White chocolate, though a member of the family, is not technically chocolate because it contains no cocoa solids.  If it did, it wouldn't be white! Originally developed as a lighter summer confection, white chocolate is sometimes referred to as white milk chocolate because, like milk chocolate, it is made of cocoa butter, milk, and flavorings (though milk chocolate does contain cocoa solids). Photo of Chocovic white chocolate by Claire Freiermann | THE NIBBLE.

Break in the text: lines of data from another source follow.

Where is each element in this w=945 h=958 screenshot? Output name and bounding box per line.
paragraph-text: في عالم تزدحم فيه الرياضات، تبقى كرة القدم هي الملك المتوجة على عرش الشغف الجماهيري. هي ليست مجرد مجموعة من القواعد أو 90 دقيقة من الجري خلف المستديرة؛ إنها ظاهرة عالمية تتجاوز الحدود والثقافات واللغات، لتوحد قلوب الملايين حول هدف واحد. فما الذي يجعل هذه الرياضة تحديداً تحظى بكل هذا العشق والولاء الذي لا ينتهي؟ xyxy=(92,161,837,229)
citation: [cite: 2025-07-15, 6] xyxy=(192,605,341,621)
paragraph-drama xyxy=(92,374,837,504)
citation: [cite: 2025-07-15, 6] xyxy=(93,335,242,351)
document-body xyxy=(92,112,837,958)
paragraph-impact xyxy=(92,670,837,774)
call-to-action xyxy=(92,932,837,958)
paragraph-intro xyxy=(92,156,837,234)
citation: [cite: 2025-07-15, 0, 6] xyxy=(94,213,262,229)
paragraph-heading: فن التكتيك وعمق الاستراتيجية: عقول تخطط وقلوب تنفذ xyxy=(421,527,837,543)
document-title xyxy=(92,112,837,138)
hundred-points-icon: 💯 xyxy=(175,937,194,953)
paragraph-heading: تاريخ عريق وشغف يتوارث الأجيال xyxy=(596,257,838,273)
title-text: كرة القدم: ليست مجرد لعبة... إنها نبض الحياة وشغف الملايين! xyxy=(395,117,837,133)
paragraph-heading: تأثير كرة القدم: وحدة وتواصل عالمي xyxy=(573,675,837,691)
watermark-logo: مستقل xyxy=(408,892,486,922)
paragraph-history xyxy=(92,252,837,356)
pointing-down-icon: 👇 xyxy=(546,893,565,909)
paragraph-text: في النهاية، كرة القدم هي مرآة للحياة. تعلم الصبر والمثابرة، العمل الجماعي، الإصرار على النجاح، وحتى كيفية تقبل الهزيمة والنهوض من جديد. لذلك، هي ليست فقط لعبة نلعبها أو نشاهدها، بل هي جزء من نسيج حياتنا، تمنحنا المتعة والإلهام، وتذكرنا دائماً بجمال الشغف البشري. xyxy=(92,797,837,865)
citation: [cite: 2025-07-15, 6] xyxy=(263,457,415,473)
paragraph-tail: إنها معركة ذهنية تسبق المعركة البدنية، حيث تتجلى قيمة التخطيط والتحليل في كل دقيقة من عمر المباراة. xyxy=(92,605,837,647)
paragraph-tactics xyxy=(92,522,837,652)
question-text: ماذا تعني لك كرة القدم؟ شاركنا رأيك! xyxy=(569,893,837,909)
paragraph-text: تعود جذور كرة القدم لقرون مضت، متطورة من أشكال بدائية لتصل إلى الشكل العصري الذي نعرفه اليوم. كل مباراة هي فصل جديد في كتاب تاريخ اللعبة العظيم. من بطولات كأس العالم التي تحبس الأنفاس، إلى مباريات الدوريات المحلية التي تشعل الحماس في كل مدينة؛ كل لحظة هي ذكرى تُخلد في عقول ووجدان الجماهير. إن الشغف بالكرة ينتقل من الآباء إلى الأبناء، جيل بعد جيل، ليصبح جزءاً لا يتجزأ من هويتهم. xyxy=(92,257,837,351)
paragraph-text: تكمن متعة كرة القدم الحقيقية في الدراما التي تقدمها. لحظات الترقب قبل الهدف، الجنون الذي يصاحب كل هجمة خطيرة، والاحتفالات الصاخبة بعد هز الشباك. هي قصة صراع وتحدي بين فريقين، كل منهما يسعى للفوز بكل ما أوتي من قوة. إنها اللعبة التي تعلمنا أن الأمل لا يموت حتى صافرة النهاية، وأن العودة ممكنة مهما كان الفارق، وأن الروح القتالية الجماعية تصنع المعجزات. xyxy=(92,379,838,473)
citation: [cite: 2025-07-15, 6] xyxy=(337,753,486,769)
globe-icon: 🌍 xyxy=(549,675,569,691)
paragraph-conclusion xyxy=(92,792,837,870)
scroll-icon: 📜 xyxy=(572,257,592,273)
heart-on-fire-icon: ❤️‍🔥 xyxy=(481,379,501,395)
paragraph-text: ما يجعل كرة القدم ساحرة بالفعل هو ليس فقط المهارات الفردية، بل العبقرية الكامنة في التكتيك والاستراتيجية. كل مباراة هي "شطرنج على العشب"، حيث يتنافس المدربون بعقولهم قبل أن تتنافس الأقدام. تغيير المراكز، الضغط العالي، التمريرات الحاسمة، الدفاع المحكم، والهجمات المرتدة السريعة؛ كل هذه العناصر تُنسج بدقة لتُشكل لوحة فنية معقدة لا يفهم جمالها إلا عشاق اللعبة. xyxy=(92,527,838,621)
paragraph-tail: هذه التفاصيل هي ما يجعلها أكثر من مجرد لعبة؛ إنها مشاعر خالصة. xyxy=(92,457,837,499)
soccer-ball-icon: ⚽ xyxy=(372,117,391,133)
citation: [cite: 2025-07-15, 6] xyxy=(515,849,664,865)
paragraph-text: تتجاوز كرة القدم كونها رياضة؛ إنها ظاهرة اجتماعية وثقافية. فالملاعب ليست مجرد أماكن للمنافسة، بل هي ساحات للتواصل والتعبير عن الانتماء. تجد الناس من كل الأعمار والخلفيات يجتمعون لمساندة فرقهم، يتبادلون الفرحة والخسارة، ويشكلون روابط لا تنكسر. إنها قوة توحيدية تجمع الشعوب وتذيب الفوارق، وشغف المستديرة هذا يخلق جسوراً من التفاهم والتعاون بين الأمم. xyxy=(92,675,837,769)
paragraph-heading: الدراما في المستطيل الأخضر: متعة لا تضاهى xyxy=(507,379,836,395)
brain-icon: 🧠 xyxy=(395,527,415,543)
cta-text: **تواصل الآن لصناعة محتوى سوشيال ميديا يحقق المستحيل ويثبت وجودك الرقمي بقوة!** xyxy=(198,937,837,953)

Any other formulation must still be called confectionary or summer coating. When a white chocolate bar has a percentage on the label similar to a cacao bar, e.g. 33%, it is not referring to the percentage of cacao in the bar (as there are no cocoa solids in white chocolate) but to the percentage of cocoa butter. The higher the percentage of cocoa butter, the richer and creamier the bar. Many experts feel that El Rey’s white chocolate, Icoa, is the finest in the world. Other manufacturers deodorize all of their cocoa butter (which is pressed from the cocoa bean), to remove all of the flavor. They do this because their purpose is to add this cocoa butter back into the chocolate liquor (also called cocoa solids and other names) to increase is fluidity (creaminess) without affecting flavor. To this end, a deodorized, flavorless, cocoa butter is perfect for milk chocolate and dark chocolate production. But, it makes white chocolate, which has no chocolate liquor, taste more bland. That’s why Icoa is considered the paragon of white chocolate among connoisseurs. See our review of the best white chocolate.

 

XOCOATL or XOCOLATL

Pronounced shock-WA-tel, the Mayan word for chocolate. It means bitter water. The original chocolate beverage was an unsweetened drink mixed with maize and flavored with pepper and other savory spices. The word “cacao” originated with the Olmec peoples who occupied the lowland regions of the eastern Mexican gulf coast; originally pronounced kakawa, “cacao” derived from the Mixe-Zoquean family of languages spoken by the Olmec, and was probably in use by 1000 B.C.* The Olmec shared their knowledge of cacao with the adjacent Mayans. The Nahuatl (Aztec language) term cacahuatl for cacao was concocted from the Mayan word. See chocolate for the etymology of the word.
*The True History of Chocolate, Sophie Coe and Michael Coe.